Menurut mayoritas ulama (baca: jumhur), orang yang berhadats (besar atau kecil) tidak boleh berthawaf mengelilingi Ka’bah. Dari Ibnu ‘Abbas, Rasul shallallahu ‘alaihi wa sallam bersabda,
الطَّوَافُ بِالْبَيْتِ صَلَاةٌ فَأَقِلُّوا مِنْ الْكَلَامِ
“Thawaf di Ka’bah seperti shalat, namun di dalamnya dibolehkan sedikit bicara.” (HR. An Nasai no. 2922)
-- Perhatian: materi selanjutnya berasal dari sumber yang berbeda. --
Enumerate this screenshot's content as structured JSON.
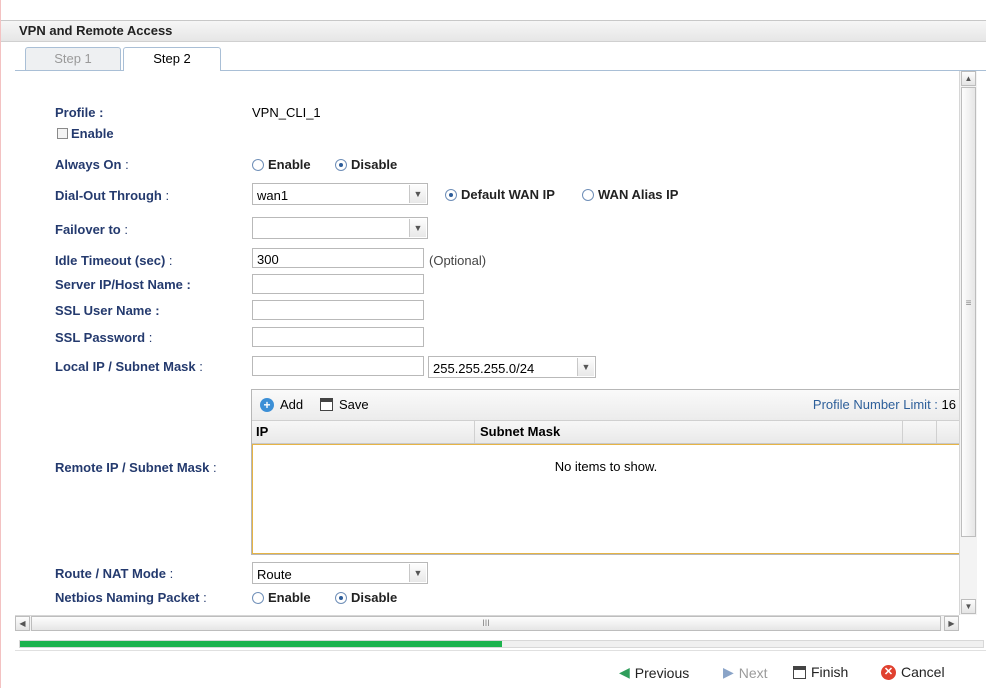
{
  "window": {
    "title": "VPN and Remote Access"
  },
  "tabs": [
    {
      "label": "Step 1",
      "active": false
    },
    {
      "label": "Step 2",
      "active": true
    }
  ],
  "form": {
    "profile": {
      "label": "Profile :",
      "value": "VPN_CLI_1",
      "enable_label": "Enable",
      "enable_checked": false
    },
    "always_on": {
      "label": "Always On",
      "colon": ":",
      "enable": "Enable",
      "disable": "Disable",
      "selected": "Disable"
    },
    "dial_out": {
      "label": "Dial-Out Through",
      "colon": ":",
      "value": "wan1",
      "opt1": "Default WAN IP",
      "opt2": "WAN Alias IP",
      "selected": "Default WAN IP"
    },
    "failover": {
      "label": "Failover to",
      "colon": ":",
      "value": ""
    },
    "idle_timeout": {
      "label": "Idle Timeout (sec)",
      "colon": ":",
      "value": "300",
      "hint": "(Optional)"
    },
    "server_ip": {
      "label": "Server IP/Host Name :",
      "value": ""
    },
    "ssl_user": {
      "label": "SSL User Name :",
      "value": ""
    },
    "ssl_password": {
      "label": "SSL Password",
      "colon": ":",
      "value": ""
    },
    "local_ip": {
      "label": "Local IP / Subnet Mask",
      "colon": ":",
      "value": "",
      "mask": "255.255.255.0/24"
    },
    "remote_ip": {
      "label": "Remote IP / Subnet Mask",
      "colon": ":",
      "add_label": "Add",
      "save_label": "Save",
      "limit_label": "Profile Number Limit :",
      "limit_value": "16",
      "columns": [
        "IP",
        "Subnet Mask"
      ],
      "empty_text": "No items to show."
    },
    "route_nat": {
      "label": "Route / NAT Mode",
      "colon": ":",
      "value": "Route"
    },
    "netbios": {
      "label": "Netbios Naming Packet",
      "colon": ":",
      "enable": "Enable",
      "disable": "Disable",
      "selected": "Disable"
    }
  },
  "scroll": {
    "hscroll_mark": "III",
    "vscroll_mark": "≡"
  },
  "progress": {
    "fraction": 0.5
  },
  "footer": {
    "previous": "Previous",
    "next": "Next",
    "finish": "Finish",
    "cancel": "Cancel"
  },
  "colors": {
    "label": "#243a6e",
    "progress": "#1cb34e",
    "grid_body_border": "#e6b445"
  }
}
Dalam hadits lainnya disebutkan,
الطَّوَافُ 
بِالْبَيْتِ صَلاَةٌ إِلاَّ أَنَّ اللَّهَ أَحَلَّ فِيهِ الْمَنْطِقَ ، 
فَمَنْ نَطَقَ فِيهِ فَلاَ يَنْطِقْ إِلاَّ بِخَيْرٍ
“Thawaf di Ka’bah seperti shalat, namun Allah masih membolehkan 
berbicara saat itu. Barangsiapa yang berbicara ketika thawaf, maka 
janganlah ia berkata selain berkata yang benar.” (HR. Ad Darimi no. 1847 dan Ibnu Hibban no. 3836).
Jika kita mengikuti pendapat jumhur ulama, maka barangsiapa yang 
batal wudhunya di tengah-tengah thawaf, wajib baginya mengulangi wudhu. 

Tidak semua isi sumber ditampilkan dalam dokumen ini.